Cleaning Airplanes Well
If you have an airplane that you really want to take care of and look good for a long time, you have to occaisionally clean it really well. Do this by disassembling what you can (remove the wing and landing gear) and wipe it down with alcohol from the drug store. This will remove fuel oil residue well. This is also a good cleaning for film covering when you have to apply new film over old.
Empty Fuel Bottles
If you purchase fuel in plastic bottles, when they're empty, put it in an out of the way place with the cap off for about a day. This will allow the residual fuel to evaporate. If you place the cap on without airing it out, you have a potential bomb if an ignition source should ever penetrate the bottle. After the bottle is aired out, crush it, then replace the cap. Then recycle the plastic if you can at a recycling center. Many places don't take plastic, so if it does end up in a landfill, at least it will take up less space by being crushed. You should air out and crush metal fuel cans too.
Wheel Collar Tightening
If you use wheel collars with the tiny hex setscrews (I think most of us do), sometimes while tightening them the hex wrench rounds off a little,
causing it to stick in the setscrew. So you end up turning the hex wrench to loosen the wheel collar just to get the wrench out. But now the
setscrew may not be tight anymore. To check it, just turn it with your fingers. If it doesn't turn, it's tight enough. If you can turn it, try to tighten it more.
Drill Depth Gage
Sometimes I carve foam with a drill bit in my rotary tool, but I need a certain depth. I measure the depth I need on the bit, and wrap a piece of masking tape around the bit above the mark. Then when the bit is spinning, I know not to go past the edge of the tape. This will work if you need a not-all-the-way-through hole in almost any material.
Need an antenna tube inside that long fuselage? Next time you go to your favorite restaurant, grab five or six extra straws. At home, cut each
with scissors lengthwise, colapse it in on itself and add a little tape. This colapse make the straw a smaller diameter, which works best for
receiver antennas. Then make a small cut in one end, colapse it a little, and stick it into the next straw, and apply tape.
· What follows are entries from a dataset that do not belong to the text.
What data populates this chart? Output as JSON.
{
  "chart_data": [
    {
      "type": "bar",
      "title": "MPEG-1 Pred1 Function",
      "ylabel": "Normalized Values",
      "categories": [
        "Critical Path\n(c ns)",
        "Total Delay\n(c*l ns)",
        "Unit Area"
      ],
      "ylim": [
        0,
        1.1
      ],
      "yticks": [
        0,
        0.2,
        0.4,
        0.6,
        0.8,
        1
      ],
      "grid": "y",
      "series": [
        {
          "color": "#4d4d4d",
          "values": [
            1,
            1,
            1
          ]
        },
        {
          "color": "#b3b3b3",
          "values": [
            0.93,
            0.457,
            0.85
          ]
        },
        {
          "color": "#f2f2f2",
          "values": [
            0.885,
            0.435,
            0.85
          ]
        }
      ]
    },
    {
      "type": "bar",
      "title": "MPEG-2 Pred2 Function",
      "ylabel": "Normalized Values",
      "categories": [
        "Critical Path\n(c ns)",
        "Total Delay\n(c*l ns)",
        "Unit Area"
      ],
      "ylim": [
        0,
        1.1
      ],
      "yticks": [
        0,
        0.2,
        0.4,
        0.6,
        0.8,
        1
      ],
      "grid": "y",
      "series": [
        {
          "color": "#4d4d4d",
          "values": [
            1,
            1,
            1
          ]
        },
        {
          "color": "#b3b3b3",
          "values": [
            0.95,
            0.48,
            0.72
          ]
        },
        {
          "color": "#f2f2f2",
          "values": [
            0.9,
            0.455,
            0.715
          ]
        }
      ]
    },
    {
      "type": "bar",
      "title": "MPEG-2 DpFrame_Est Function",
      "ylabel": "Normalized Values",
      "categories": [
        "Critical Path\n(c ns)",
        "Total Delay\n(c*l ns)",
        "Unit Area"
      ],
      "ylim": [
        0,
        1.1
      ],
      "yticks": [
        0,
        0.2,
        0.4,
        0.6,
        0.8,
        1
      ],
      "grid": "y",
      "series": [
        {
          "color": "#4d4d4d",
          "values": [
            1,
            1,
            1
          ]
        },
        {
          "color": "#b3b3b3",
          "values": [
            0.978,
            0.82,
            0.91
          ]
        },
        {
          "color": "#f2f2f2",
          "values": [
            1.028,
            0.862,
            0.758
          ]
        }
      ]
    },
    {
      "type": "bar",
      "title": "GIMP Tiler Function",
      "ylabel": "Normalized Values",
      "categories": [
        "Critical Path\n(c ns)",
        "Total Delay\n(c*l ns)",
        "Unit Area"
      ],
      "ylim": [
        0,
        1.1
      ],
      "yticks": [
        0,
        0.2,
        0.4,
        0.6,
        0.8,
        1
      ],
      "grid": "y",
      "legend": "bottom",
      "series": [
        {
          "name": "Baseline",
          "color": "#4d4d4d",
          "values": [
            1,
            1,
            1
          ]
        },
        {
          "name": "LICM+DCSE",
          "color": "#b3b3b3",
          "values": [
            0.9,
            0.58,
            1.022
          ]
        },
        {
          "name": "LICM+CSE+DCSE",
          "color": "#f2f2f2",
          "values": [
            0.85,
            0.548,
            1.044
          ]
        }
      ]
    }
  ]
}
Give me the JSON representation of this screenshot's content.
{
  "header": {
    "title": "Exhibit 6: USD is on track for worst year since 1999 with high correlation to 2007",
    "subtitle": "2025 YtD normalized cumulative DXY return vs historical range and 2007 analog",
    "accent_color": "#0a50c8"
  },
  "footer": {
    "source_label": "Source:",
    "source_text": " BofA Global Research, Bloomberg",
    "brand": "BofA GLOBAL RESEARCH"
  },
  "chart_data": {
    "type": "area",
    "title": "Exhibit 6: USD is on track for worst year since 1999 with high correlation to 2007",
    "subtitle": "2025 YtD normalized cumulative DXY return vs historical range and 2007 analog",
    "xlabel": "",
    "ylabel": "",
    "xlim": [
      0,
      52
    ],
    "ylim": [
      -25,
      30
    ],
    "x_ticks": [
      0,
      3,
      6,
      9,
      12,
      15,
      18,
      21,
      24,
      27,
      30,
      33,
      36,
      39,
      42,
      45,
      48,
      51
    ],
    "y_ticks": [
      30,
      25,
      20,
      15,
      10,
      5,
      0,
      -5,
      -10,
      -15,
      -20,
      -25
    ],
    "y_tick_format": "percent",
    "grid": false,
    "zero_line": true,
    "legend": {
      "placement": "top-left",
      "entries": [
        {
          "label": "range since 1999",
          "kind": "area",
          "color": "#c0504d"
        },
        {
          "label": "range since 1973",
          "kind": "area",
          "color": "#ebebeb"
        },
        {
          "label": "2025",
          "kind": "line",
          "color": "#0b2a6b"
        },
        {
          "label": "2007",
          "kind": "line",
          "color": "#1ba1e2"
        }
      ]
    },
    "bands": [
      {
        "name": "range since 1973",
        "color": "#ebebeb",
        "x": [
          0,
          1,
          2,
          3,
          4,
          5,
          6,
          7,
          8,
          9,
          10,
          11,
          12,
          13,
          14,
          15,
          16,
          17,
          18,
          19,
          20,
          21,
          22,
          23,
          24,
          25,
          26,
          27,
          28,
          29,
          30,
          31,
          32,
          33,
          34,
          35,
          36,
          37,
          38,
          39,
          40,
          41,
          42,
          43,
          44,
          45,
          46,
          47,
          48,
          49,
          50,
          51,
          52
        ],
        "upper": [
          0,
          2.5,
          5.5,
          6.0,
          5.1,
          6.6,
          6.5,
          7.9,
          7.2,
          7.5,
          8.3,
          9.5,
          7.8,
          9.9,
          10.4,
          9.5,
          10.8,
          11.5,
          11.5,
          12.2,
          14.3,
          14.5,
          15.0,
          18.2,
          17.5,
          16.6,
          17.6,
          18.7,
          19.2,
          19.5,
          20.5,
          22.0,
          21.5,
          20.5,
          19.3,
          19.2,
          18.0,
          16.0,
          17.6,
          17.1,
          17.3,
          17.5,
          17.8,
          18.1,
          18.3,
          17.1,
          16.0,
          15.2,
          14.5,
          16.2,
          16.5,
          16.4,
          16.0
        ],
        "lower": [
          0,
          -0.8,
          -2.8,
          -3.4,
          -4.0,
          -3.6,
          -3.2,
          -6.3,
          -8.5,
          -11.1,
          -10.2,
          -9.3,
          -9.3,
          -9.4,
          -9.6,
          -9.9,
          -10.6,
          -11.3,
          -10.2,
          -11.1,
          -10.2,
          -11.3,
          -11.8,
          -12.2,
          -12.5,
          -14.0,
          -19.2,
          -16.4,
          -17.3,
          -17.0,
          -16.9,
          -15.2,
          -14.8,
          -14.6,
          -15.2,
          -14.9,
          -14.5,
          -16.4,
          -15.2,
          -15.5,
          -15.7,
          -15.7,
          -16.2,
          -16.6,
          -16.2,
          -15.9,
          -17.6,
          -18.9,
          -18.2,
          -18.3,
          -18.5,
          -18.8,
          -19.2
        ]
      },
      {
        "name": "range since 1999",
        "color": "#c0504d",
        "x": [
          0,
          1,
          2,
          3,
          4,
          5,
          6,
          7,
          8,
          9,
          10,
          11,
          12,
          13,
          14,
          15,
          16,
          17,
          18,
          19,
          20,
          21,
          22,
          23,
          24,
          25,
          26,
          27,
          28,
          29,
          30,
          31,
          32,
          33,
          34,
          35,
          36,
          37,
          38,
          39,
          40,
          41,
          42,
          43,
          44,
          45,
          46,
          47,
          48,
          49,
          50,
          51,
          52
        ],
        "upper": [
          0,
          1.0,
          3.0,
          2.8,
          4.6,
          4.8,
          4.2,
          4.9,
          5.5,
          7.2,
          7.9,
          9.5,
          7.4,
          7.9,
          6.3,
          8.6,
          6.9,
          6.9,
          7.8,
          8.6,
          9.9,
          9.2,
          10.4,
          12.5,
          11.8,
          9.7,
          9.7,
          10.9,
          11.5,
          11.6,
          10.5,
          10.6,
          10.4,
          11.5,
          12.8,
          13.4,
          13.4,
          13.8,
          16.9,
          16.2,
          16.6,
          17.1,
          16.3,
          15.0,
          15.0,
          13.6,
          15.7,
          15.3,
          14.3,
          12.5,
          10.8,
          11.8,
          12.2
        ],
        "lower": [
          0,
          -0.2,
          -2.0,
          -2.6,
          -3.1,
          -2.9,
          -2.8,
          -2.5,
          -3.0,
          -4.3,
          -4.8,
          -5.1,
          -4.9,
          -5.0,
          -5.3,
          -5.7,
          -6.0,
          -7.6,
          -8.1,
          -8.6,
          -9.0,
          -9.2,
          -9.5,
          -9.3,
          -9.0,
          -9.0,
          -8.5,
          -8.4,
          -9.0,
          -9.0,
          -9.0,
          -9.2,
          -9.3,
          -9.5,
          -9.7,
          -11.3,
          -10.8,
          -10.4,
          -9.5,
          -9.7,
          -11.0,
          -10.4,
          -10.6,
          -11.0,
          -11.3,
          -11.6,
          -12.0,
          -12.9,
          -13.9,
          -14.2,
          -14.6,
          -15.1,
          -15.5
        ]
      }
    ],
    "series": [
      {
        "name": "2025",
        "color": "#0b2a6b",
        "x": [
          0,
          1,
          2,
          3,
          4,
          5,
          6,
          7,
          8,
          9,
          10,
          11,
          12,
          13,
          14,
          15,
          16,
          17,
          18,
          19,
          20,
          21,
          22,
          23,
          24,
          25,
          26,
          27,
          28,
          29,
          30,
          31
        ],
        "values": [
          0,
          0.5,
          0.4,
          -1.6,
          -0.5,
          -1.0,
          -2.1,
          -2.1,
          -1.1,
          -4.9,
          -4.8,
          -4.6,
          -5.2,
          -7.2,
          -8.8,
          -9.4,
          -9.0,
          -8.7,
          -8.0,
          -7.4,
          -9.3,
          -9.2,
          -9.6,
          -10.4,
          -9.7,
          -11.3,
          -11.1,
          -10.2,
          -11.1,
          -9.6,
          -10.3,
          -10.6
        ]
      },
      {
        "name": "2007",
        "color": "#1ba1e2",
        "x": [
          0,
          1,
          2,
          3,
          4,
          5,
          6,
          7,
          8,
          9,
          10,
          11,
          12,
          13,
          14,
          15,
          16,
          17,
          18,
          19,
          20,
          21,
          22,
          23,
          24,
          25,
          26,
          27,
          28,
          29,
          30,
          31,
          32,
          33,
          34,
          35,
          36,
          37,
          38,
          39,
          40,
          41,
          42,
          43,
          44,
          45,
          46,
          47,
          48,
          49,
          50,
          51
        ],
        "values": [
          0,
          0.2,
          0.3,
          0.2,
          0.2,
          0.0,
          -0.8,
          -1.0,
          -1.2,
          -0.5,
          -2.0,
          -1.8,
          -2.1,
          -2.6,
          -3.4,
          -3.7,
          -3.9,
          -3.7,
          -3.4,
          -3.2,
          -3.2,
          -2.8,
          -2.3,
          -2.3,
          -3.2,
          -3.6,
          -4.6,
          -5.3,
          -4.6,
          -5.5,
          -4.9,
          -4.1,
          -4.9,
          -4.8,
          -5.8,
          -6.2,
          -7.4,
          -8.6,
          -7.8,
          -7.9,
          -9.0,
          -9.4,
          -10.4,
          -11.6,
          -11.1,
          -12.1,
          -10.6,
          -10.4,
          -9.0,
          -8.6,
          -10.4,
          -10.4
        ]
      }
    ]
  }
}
You can chain several of these together, then put into the fuselage for holding the antenna.
Smoking While Fueling
There's no smoking signs at gas stations, as it could be dangerous to smoke while filling your gas tank. So why smoke while you fuel your
Fuel and Battery Separation
In your field box, keep the fuel storage, and starting battery, at opposite ends. If they're next to each other, and the battery or power panel
shorts, it could ignite fuel vapors. I have two separate boxes, one has the fuel and pump, the other has the battery and tools. When I want to fuel, I just plug the fuel pump into the power panel on the other box. And even though there's two field boxes, they're easier for me to carry instead of one big heavy box.
Arrow Shaft Drill
Need a long straight hole through solid foam or several pieces of balsa, either in a fuselage or wing? Take an aluminum arrow shaft, and cut small notches on one end, as if to make it a saw. Put the shaft in a drill, and it will cut long straight holes for cables, pushrods, antennas, etc.
Have you ever tried soldering clevises or other small parts and didn't have anything to hold it with? Try a plain old wood clothespin. They work great for holding small hot parts while soldering, and they have many other modeling uses too.